Impressionante constatar ainda o imenso corporativismo que teima em vencer o cliente final, aquele que contrata um seguro e tem o direito de saber quanto paga ao intermediário.

Vejamos alguns exemplos.

De um lado, um alto membro da diretoria da Federação Nacional dos Corretores de Seguros (Fenacor), solicitou a suspensão do início da vigência da nova resolução que trata deste tema. Em live da qual participou recentemente, afirmou que foram protocolados “ofícios solicitando formalmente que essa resolução não entre em vigor durante a vigência da pandemia.” Curioso constatar o argumento utilizado, como se uma pandemia fosse justificativa plausível para perpetuar a ausência de transparência quanto à remuneração de corretores. Tenho dificuldades em enxergar qualquer relação entre os fatos. Afinal, bastaria adicionar uma única linha aos já extensos contratos firmados entre operadoras e contratantes de planos de saúde, registrando a remuneração do corretor. Simples assim.

Nesta mesma linha o Instituto de Defesa dos Corretores de Seguros (Idecorr) emitiu comunicado em março último informando “a todos os profissionais da corretagem de seguros que, diferentemente do que foi publicado por um site de notícias e reverberado em outros veículos da imprensa escrita e digital, a Resolução CNSP 382/2020 não determina a divulgação do comissionamento dos corretores de seguros nas apólices.”

Mas como assim? A resolução é muito clara quanto a esta questão e, independentemente disto, nem deveríamos ter que recorrer a uma resolução para pautar condutas de transparência na relação com o cliente. Pensando bem, fica subentendido que muitos devem temer a luz que a transparência forçada trará a partir desta resolução. De outro lado, muitos farão jus à remuneração que recebem tendo em vista a contrapartida em bons serviços prestados.

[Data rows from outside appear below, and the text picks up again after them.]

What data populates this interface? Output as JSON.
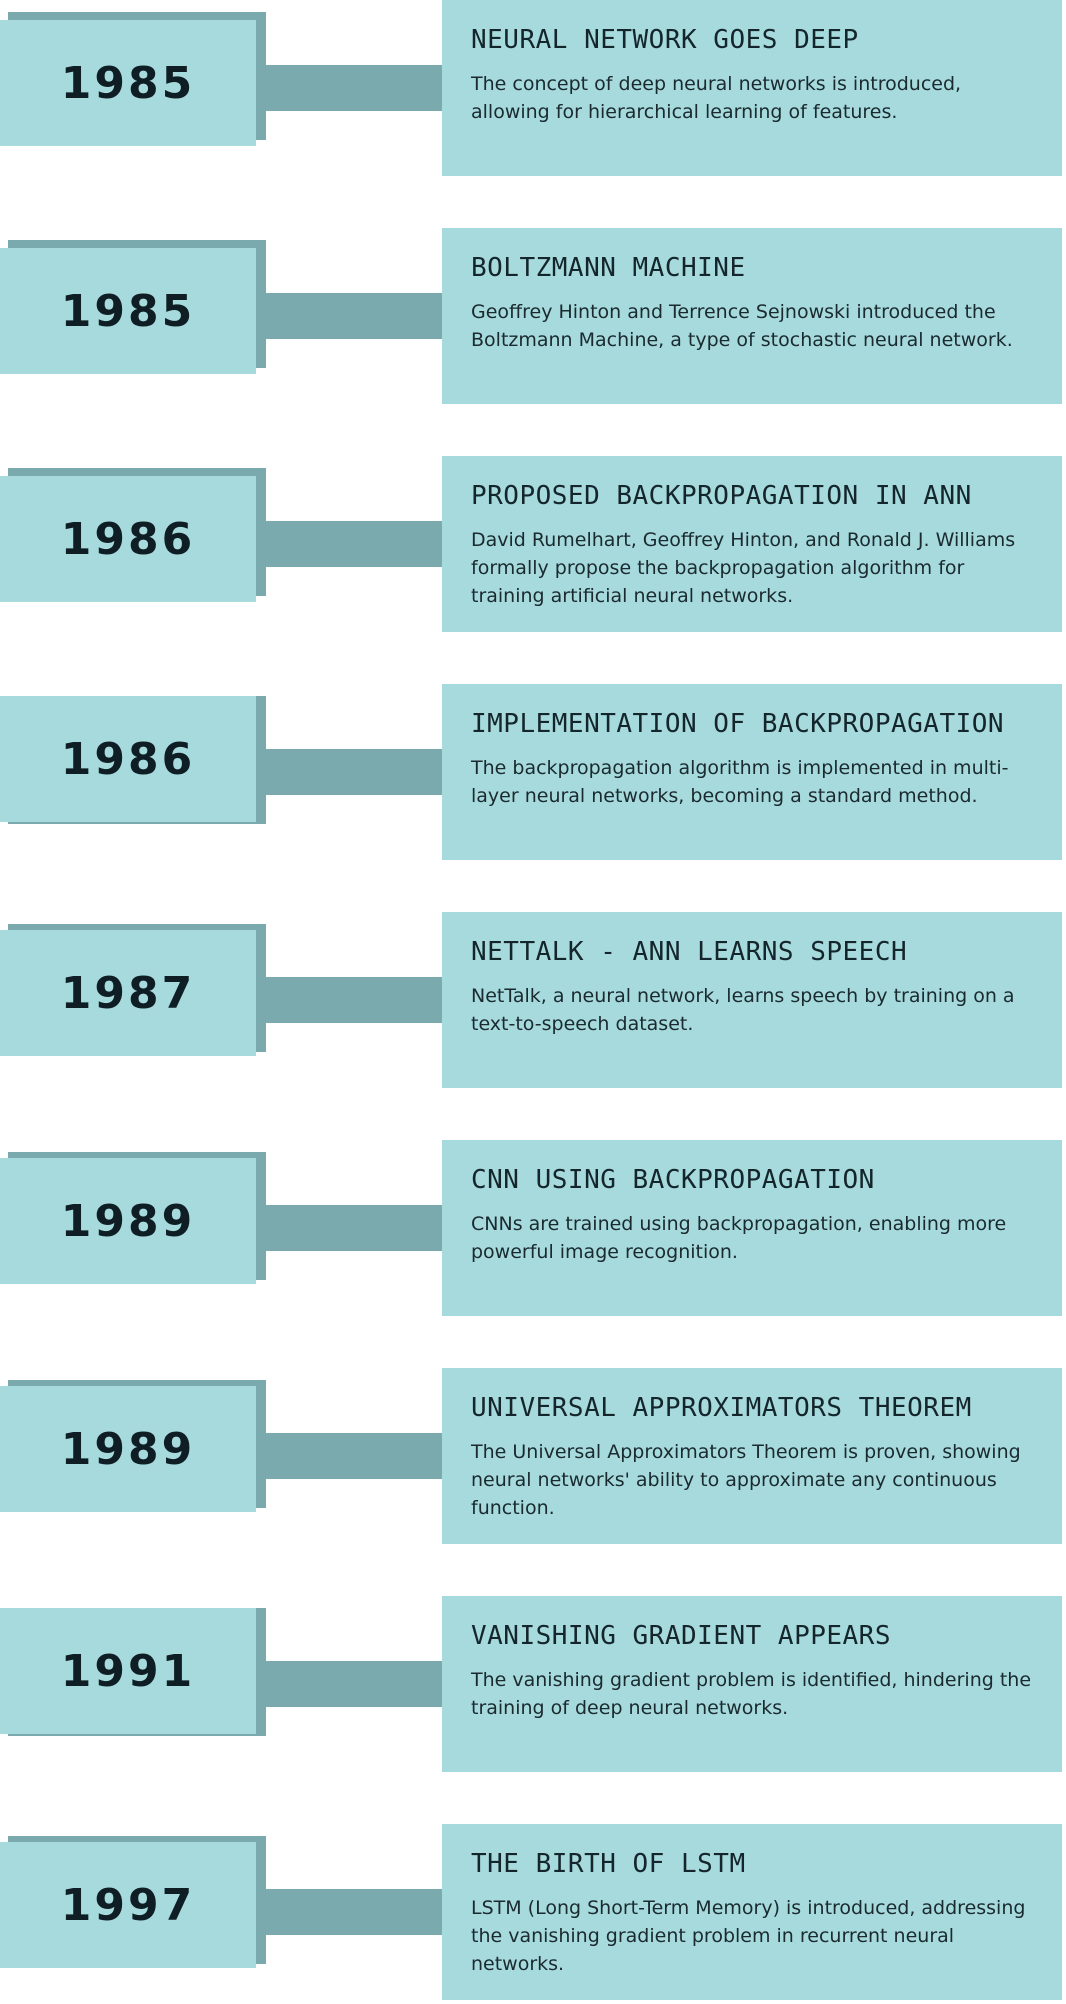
{
  "colors": {
    "box_fill": "#a6dadd",
    "shadow_and_connector": "#7aaaae",
    "year_text": "#0f1d24",
    "body_text": "#1a2a2f"
  },
  "events": [
    {
      "year": "1985",
      "title": "NEURAL NETWORK GOES DEEP",
      "description": "The concept of deep neural networks is introduced, allowing for hierarchical learning of features."
    },
    {
      "year": "1985",
      "title": "BOLTZMANN MACHINE",
      "description": "Geoffrey Hinton and Terrence Sejnowski introduced the Boltzmann Machine, a type of stochastic neural network."
    },
    {
      "year": "1986",
      "title": "PROPOSED BACKPROPAGATION IN ANN",
      "description": "David Rumelhart, Geoffrey Hinton, and Ronald J. Williams formally propose the backpropagation algorithm for training artificial neural networks."
    },
    {
      "year": "1986",
      "title": "IMPLEMENTATION OF BACKPROPAGATION",
      "description": "The backpropagation algorithm is implemented in multi-layer neural networks, becoming a standard method."
    },
    {
      "year": "1987",
      "title": "NETTALK - ANN LEARNS SPEECH",
      "description": "NetTalk, a neural network, learns speech by training on a text-to-speech dataset."
    },
    {
      "year": "1989",
      "title": "CNN USING BACKPROPAGATION",
      "description": "CNNs are trained using backpropagation, enabling more powerful image recognition."
    },
    {
      "year": "1989",
      "title": "UNIVERSAL APPROXIMATORS THEOREM",
      "description": "The Universal Approximators Theorem is proven, showing neural networks' ability to approximate any continuous function."
    },
    {
      "year": "1991",
      "title": "VANISHING GRADIENT APPEARS",
      "description": "The vanishing gradient problem is identified, hindering the training of deep neural networks."
    },
    {
      "year": "1997",
      "title": "THE BIRTH OF LSTM",
      "description": "LSTM (Long Short-Term Memory) is introduced, addressing the vanishing gradient problem in recurrent neural networks."
    }
  ]
}
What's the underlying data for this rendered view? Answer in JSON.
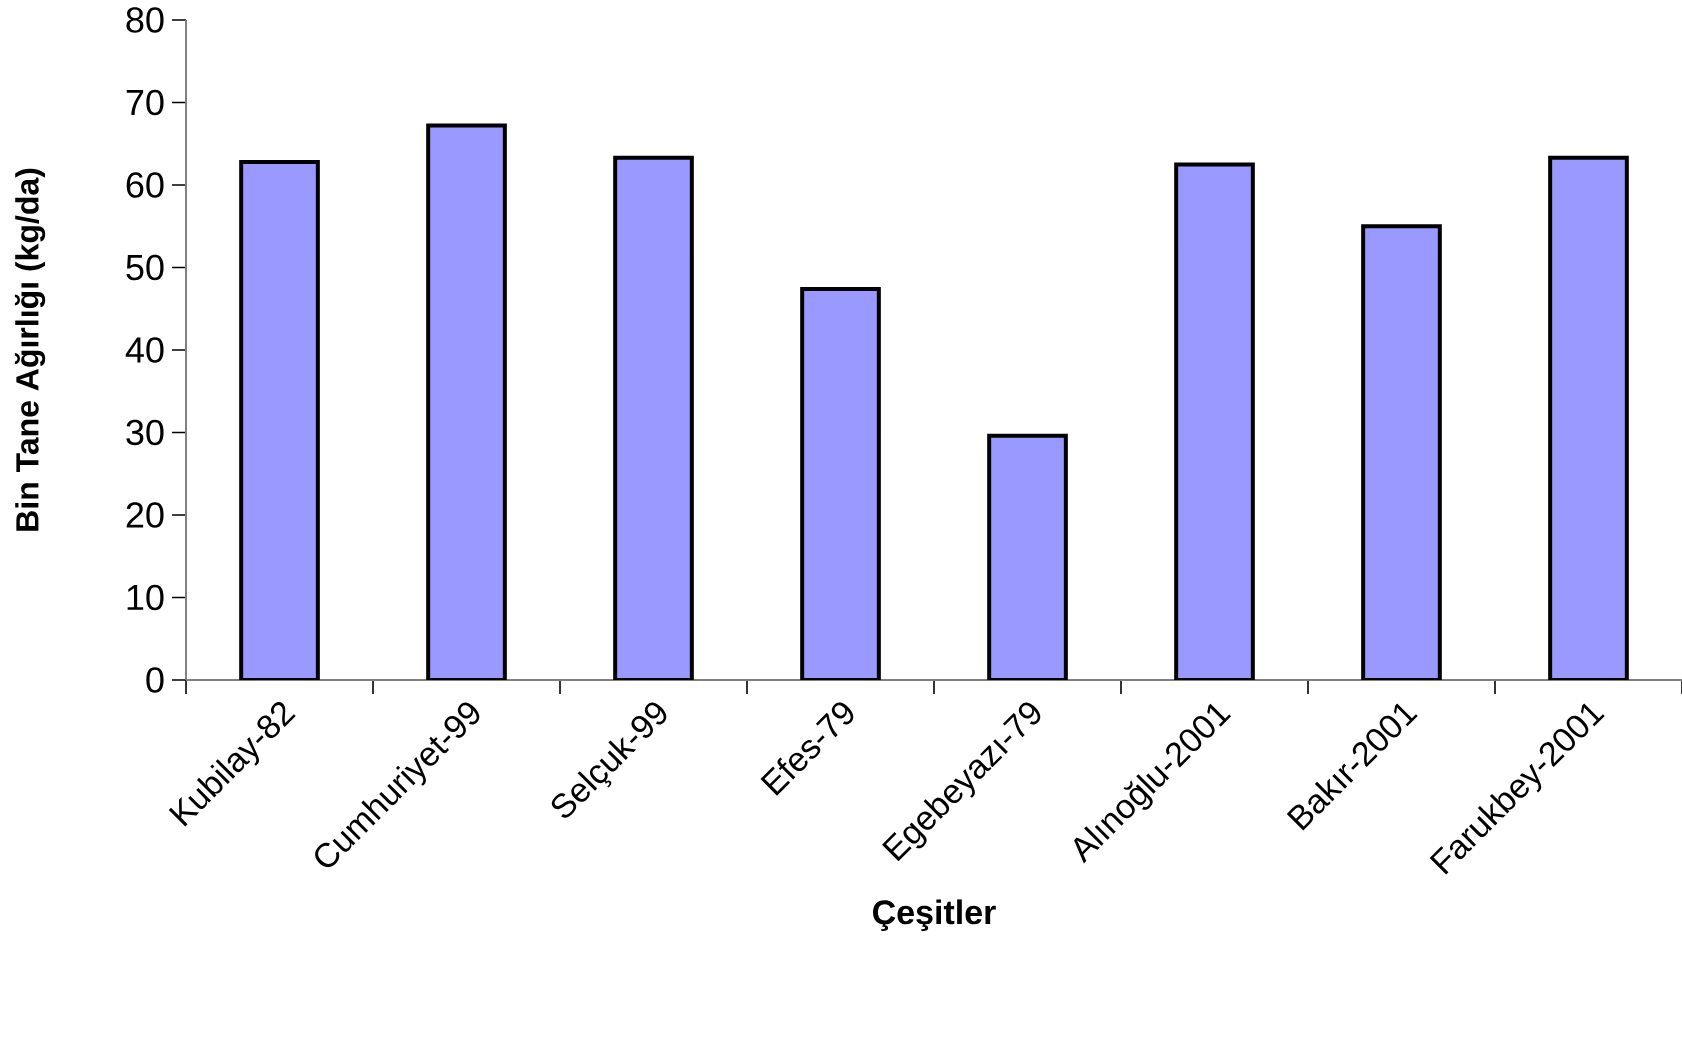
{
  "chart_data": {
    "type": "bar",
    "xlabel": "Çeşitler",
    "ylabel": "Bin Tane Ağırlığı (kg/da)",
    "categories": [
      "Kubilay-82",
      "Cumhuriyet-99",
      "Selçuk-99",
      "Efes-79",
      "Egebeyazı-79",
      "Alınoğlu-2001",
      "Bakır-2001",
      "Farukbey-2001"
    ],
    "values": [
      62.8,
      67.2,
      63.3,
      47.4,
      29.6,
      62.5,
      55.0,
      63.3
    ],
    "color": "#9999ff",
    "ylim": [
      0,
      80
    ],
    "yticks": [
      0,
      10,
      20,
      30,
      40,
      50,
      60,
      70,
      80
    ],
    "grid": false
  }
}
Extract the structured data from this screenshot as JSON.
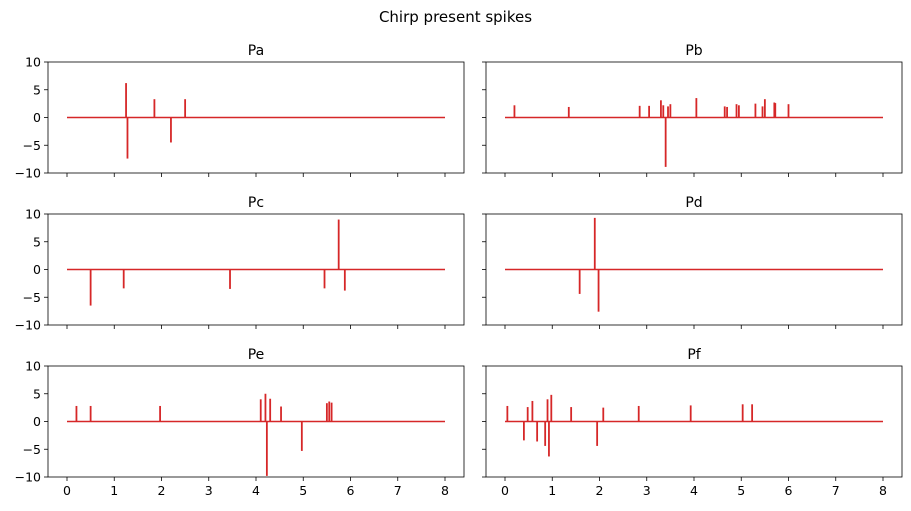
{
  "figure": {
    "suptitle": "Chirp present spikes",
    "line_color": "#d62728"
  },
  "chart_data": [
    {
      "type": "line",
      "title": "Pa",
      "xlim": [
        0,
        8
      ],
      "ylim": [
        -10,
        10
      ],
      "x_ticks": [
        "0",
        "1",
        "2",
        "3",
        "4",
        "5",
        "6",
        "7",
        "8"
      ],
      "y_ticks": [
        "10",
        "5",
        "0",
        "−5",
        "−10"
      ],
      "show_x_tick_labels": false,
      "show_y_tick_labels": true,
      "baseline": 0,
      "spikes": [
        {
          "x": 1.25,
          "y": 6.2
        },
        {
          "x": 1.28,
          "y": -7.4
        },
        {
          "x": 1.85,
          "y": 3.3
        },
        {
          "x": 2.2,
          "y": -4.5
        },
        {
          "x": 2.5,
          "y": 3.3
        }
      ]
    },
    {
      "type": "line",
      "title": "Pb",
      "xlim": [
        0,
        8
      ],
      "ylim": [
        -10,
        10
      ],
      "x_ticks": [
        "0",
        "1",
        "2",
        "3",
        "4",
        "5",
        "6",
        "7",
        "8"
      ],
      "y_ticks": [
        "10",
        "5",
        "0",
        "−5",
        "−10"
      ],
      "show_x_tick_labels": false,
      "show_y_tick_labels": false,
      "baseline": 0,
      "spikes": [
        {
          "x": 0.2,
          "y": 2.2
        },
        {
          "x": 1.35,
          "y": 1.9
        },
        {
          "x": 2.85,
          "y": 2.1
        },
        {
          "x": 3.05,
          "y": 2.1
        },
        {
          "x": 3.3,
          "y": 3.1
        },
        {
          "x": 3.35,
          "y": 2.2
        },
        {
          "x": 3.4,
          "y": -8.9
        },
        {
          "x": 3.45,
          "y": 2.0
        },
        {
          "x": 3.5,
          "y": 2.4
        },
        {
          "x": 4.05,
          "y": 3.5
        },
        {
          "x": 4.65,
          "y": 2.0
        },
        {
          "x": 4.7,
          "y": 1.9
        },
        {
          "x": 4.9,
          "y": 2.4
        },
        {
          "x": 4.95,
          "y": 2.2
        },
        {
          "x": 5.3,
          "y": 2.5
        },
        {
          "x": 5.45,
          "y": 2.0
        },
        {
          "x": 5.5,
          "y": 3.3
        },
        {
          "x": 5.7,
          "y": 2.7
        },
        {
          "x": 5.72,
          "y": 2.6
        },
        {
          "x": 6.0,
          "y": 2.4
        }
      ]
    },
    {
      "type": "line",
      "title": "Pc",
      "xlim": [
        0,
        8
      ],
      "ylim": [
        -10,
        10
      ],
      "x_ticks": [
        "0",
        "1",
        "2",
        "3",
        "4",
        "5",
        "6",
        "7",
        "8"
      ],
      "y_ticks": [
        "10",
        "5",
        "0",
        "−5",
        "−10"
      ],
      "show_x_tick_labels": false,
      "show_y_tick_labels": true,
      "baseline": 0,
      "spikes": [
        {
          "x": 0.5,
          "y": -6.5
        },
        {
          "x": 1.2,
          "y": -3.4
        },
        {
          "x": 3.45,
          "y": -3.5
        },
        {
          "x": 5.45,
          "y": -3.4
        },
        {
          "x": 5.75,
          "y": 9.0
        },
        {
          "x": 5.88,
          "y": -3.8
        }
      ]
    },
    {
      "type": "line",
      "title": "Pd",
      "xlim": [
        0,
        8
      ],
      "ylim": [
        -10,
        10
      ],
      "x_ticks": [
        "0",
        "1",
        "2",
        "3",
        "4",
        "5",
        "6",
        "7",
        "8"
      ],
      "y_ticks": [
        "10",
        "5",
        "0",
        "−5",
        "−10"
      ],
      "show_x_tick_labels": false,
      "show_y_tick_labels": false,
      "baseline": 0,
      "spikes": [
        {
          "x": 1.58,
          "y": -4.4
        },
        {
          "x": 1.9,
          "y": 9.3
        },
        {
          "x": 1.98,
          "y": -7.6
        }
      ]
    },
    {
      "type": "line",
      "title": "Pe",
      "xlim": [
        0,
        8
      ],
      "ylim": [
        -10,
        10
      ],
      "x_ticks": [
        "0",
        "1",
        "2",
        "3",
        "4",
        "5",
        "6",
        "7",
        "8"
      ],
      "y_ticks": [
        "10",
        "5",
        "0",
        "−5",
        "−10"
      ],
      "show_x_tick_labels": true,
      "show_y_tick_labels": true,
      "baseline": 0,
      "spikes": [
        {
          "x": 0.2,
          "y": 2.8
        },
        {
          "x": 0.5,
          "y": 2.8
        },
        {
          "x": 1.97,
          "y": 2.8
        },
        {
          "x": 4.1,
          "y": 4.0
        },
        {
          "x": 4.2,
          "y": 5.0
        },
        {
          "x": 4.23,
          "y": -9.8
        },
        {
          "x": 4.3,
          "y": 4.1
        },
        {
          "x": 4.53,
          "y": 2.7
        },
        {
          "x": 4.97,
          "y": -5.3
        },
        {
          "x": 5.5,
          "y": 3.3
        },
        {
          "x": 5.55,
          "y": 3.6
        },
        {
          "x": 5.6,
          "y": 3.4
        }
      ]
    },
    {
      "type": "line",
      "title": "Pf",
      "xlim": [
        0,
        8
      ],
      "ylim": [
        -10,
        10
      ],
      "x_ticks": [
        "0",
        "1",
        "2",
        "3",
        "4",
        "5",
        "6",
        "7",
        "8"
      ],
      "y_ticks": [
        "10",
        "5",
        "0",
        "−5",
        "−10"
      ],
      "show_x_tick_labels": true,
      "show_y_tick_labels": false,
      "baseline": 0,
      "spikes": [
        {
          "x": 0.05,
          "y": 2.8
        },
        {
          "x": 0.4,
          "y": -3.4
        },
        {
          "x": 0.48,
          "y": 2.6
        },
        {
          "x": 0.58,
          "y": 3.7
        },
        {
          "x": 0.68,
          "y": -3.6
        },
        {
          "x": 0.85,
          "y": -4.4
        },
        {
          "x": 0.9,
          "y": 4.0
        },
        {
          "x": 0.93,
          "y": -6.3
        },
        {
          "x": 0.98,
          "y": 4.8
        },
        {
          "x": 1.4,
          "y": 2.6
        },
        {
          "x": 1.95,
          "y": -4.4
        },
        {
          "x": 2.08,
          "y": 2.5
        },
        {
          "x": 2.83,
          "y": 2.8
        },
        {
          "x": 3.93,
          "y": 2.9
        },
        {
          "x": 5.03,
          "y": 3.1
        },
        {
          "x": 5.23,
          "y": 3.1
        }
      ]
    }
  ]
}
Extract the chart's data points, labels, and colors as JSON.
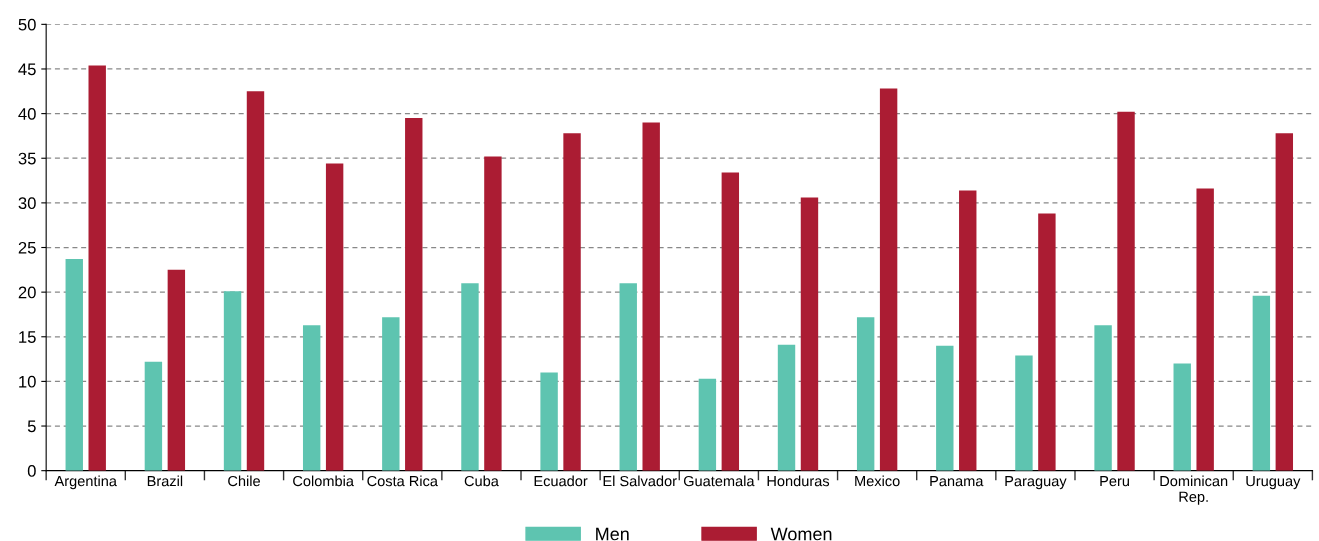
{
  "chart_data": {
    "type": "bar",
    "categories": [
      "Argentina",
      "Brazil",
      "Chile",
      "Colombia",
      "Costa Rica",
      "Cuba",
      "Ecuador",
      "El Salvador",
      "Guatemala",
      "Honduras",
      "Mexico",
      "Panama",
      "Paraguay",
      "Peru",
      "Dominican\nRep.",
      "Uruguay"
    ],
    "series": [
      {
        "name": "Men",
        "color": "#5ec4b0",
        "values": [
          23.7,
          12.2,
          20.1,
          16.3,
          17.2,
          21.0,
          11.0,
          21.0,
          10.3,
          14.1,
          17.2,
          14.0,
          12.9,
          16.3,
          12.0,
          19.6
        ]
      },
      {
        "name": "Women",
        "color": "#ab1c33",
        "values": [
          45.4,
          22.5,
          42.5,
          34.4,
          39.5,
          35.2,
          37.8,
          39.0,
          33.4,
          30.6,
          42.8,
          31.4,
          28.8,
          40.2,
          31.6,
          37.8
        ]
      }
    ],
    "ylim": [
      0,
      50
    ],
    "yticks": [
      0,
      5,
      10,
      15,
      20,
      25,
      30,
      35,
      40,
      45,
      50
    ],
    "grid": "y",
    "legend": "bottom"
  }
}
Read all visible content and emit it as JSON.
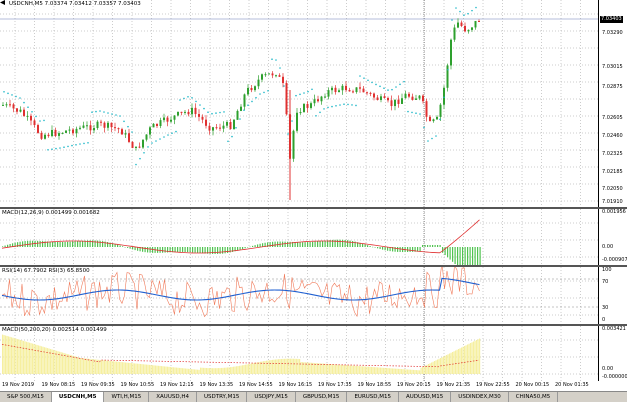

Segundo o diretor de Supervisão de Conduta da Susep, Rafael Scherre, “a resolução tem o princípio de trazer um tratamento adequado ao cliente. Ela se baseia em princípios internacionais como o conceito suitability, já implementado nos bancos em relação a investimentos, bem como institucionalizar o ambiente de governança e princípios de transparência que estão explícitos nas regras exigidas pelos normativas da defesa do consumidor.”

Entre as medidas previstas na resolução, a partir de um período inicial educacional, estão previstas penalidades de R$ 10 mil a R$ 500 mil para aqueles que descumprirem os parâmetros estabelecidos. Ainda que não seja válido de início, a previsão de penalidades no momento seguinte me parece adequada na medida que a sua ausência poderia trazer baixa adesão ao que está determinado.

Na defesa do consumidor e na direção da busca por mais eficiência para o sistema suplementar, dar transparência a quanto se paga por um serviço de corretagem vem em boa hora. Ainda mais em tempos de pandemia onde verdades necessárias estão sendo impostas para o bem de todos.

A meu ver se destacarão aquelas operadoras de planos de saúde que aderirem de largada, em seu período educacional, ao que determina esta resolução, demonstrando estarem de fato comprometidas com a transparência e, consequentemente, a eficiência do sistema. Nos novos tempos onde cada vez mais cuidar da reputação se apresenta como fundamental para a perenidade dos negócios, iremos claramente enxergar a diferença entre aqueles que discursam e aqueles que colocam em prática o discurso.